> Ashley
> As I said upthread, I was hoping to get feedback on what potential issues could be causing it so I could fully test/tweak as much as possible before reporting it as a bug .
>
When talking about performance, measurements are *everything*. Still, if you're looking for guesses, check the parts of Performance tips about tilemaps.
Ashley
Yep, and I've run it through every measurement tool that I can get my hands on that works with C2 - this isn't my first rodeo on optimization, just my first with C2 .
I had started putting together an example of what seemed to be causing the issue, but to be honest it started to seem like it'd be just as much work as making the game itself. Through a few of the tests I tried it seems to be due to a combination of using WebGL shaders with the Tilemap object, as with no WebGL shaders (Wave, Tint, etc. - the effects shaders) there wasn't really much of a performance hit, but as soon as any shaders showed up then performance would degrade drastically with the addition of more shaders and/or Tilemap objects.
There were fps drops/collision increases compared to not using Tilemaps if any objects in the layout were colliding, like the player standing on a platform, even though no tileMaps should have been testing for collision. The expected behavior would be collisions being the same as when not using Tilemaps.
Because the player objects use both WebGL to tint various pieces of the character and needed to collide with platforms, this obviously presents a problem.
I also tried a test based on the suggestion shinkan made about exporting the json files C2 creates when a .tmx is imported: I compared the Tilemap object data between the json C2 creates in the editor when you import a .tmx file to what was happening when the TMX Importer by rexrainbow imported the .tmx file at runtime: the json tile data matched exactly, so the same optimization is being done, which I also thought could be the culprit: however, it doesn't seem to be, seeing as how the results of the 1st and 3rd party importers matched.
I'm pulling in a lot of data from the .tmx files outside of just the tilemap - object variables, where to put spawn points, collision types, what in-game layers to spawn tilemaps/objects on, etc. I completely lack the desire to write my own in-game stage editor when Tiled already has all the features I need and works just fine (even though there's no evidence the 3rd-party TMX plugin is the issue), so I guess I'm just going to have to deal with load times between stages. Even if the memory requirements are 4x as much, I'm at a rock-solid 60fps on pretty much any system with enough GPU memory to handle it (more than 1GB), and there's more optimizations I know I can make there than I've been able to figure out with the Tilemap object. I don't think I can pinpoint the root cause to make a bug report with any accuracy unless I rebuild the game step by step and that's just too much.

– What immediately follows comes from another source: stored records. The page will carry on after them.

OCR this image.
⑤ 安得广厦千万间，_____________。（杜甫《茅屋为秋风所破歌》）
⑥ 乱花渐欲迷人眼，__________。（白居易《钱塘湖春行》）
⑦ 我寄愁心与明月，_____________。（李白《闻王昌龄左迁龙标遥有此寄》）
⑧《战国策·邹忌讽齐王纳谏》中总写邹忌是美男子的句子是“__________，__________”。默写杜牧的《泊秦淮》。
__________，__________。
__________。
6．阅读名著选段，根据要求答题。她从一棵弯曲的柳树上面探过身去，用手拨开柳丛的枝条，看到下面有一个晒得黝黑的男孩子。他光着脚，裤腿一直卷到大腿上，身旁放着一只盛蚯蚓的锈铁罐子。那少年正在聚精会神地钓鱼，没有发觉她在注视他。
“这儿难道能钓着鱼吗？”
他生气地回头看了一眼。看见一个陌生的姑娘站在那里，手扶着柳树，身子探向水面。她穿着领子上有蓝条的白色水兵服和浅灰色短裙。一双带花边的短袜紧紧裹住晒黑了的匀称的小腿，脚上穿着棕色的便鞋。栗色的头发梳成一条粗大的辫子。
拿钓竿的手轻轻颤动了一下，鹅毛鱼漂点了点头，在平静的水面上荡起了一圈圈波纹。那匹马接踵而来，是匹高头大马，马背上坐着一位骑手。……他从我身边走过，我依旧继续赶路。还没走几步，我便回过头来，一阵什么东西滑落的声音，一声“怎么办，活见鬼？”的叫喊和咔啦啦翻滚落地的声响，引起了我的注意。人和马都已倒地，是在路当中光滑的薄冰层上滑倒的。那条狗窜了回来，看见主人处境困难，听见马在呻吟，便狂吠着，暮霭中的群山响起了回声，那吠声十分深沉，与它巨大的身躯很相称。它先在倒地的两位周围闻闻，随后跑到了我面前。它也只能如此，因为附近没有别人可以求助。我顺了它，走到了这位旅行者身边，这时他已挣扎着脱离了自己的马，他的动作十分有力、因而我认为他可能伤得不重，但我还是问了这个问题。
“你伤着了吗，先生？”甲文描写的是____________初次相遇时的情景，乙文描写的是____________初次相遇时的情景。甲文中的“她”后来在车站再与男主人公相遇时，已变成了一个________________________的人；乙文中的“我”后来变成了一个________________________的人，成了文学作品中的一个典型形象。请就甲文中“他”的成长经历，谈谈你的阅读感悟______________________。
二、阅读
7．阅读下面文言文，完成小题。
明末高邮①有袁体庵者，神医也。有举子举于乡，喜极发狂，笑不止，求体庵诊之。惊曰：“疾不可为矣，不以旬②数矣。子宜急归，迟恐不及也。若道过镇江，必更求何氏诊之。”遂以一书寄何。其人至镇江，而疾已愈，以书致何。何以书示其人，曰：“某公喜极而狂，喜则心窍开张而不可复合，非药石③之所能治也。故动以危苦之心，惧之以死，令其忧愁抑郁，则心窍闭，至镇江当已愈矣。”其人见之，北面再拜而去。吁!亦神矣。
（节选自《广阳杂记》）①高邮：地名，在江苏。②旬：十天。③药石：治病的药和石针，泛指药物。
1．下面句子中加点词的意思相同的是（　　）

***EDIT: I had a thought that maybe because C2 treats optimized sections of Tilemaps as different draw calls that the increased draw calls over using giant textures on Paster objects (big, but one call) is causing issue with the F2B rendering because it has more objects to draw when layers with WebGL effects on them behind the Tilemap layers is causing too great an overhead. This seems somewhat unlikely on the card I'm testing on (as mentioned above, a 980Ti), but it's another shot in the dark. The fps slowdown happens regardless of the size of C2's window - as in, fullscreen at 2560x1440 experiences the same amount of slowdown as 640x360 - so who knows. I also see that C2 has divded the tilemaps up into a LOT of collision checks, even though no Tilemaps should have collisions enabled. There's just so many variables involved, but Tilemap objects are still seeming to be the root cause to the issues I'm having with performance. Issues with, again, only occur when Tilemap objects are in use and large portions of them are available on-screen at the same time. Quite possibly still not a bug, and maybe the optimizations applied to the way Tilemaps render, which works just fine in other scenarios, is simply not the right approach for the game I'm making.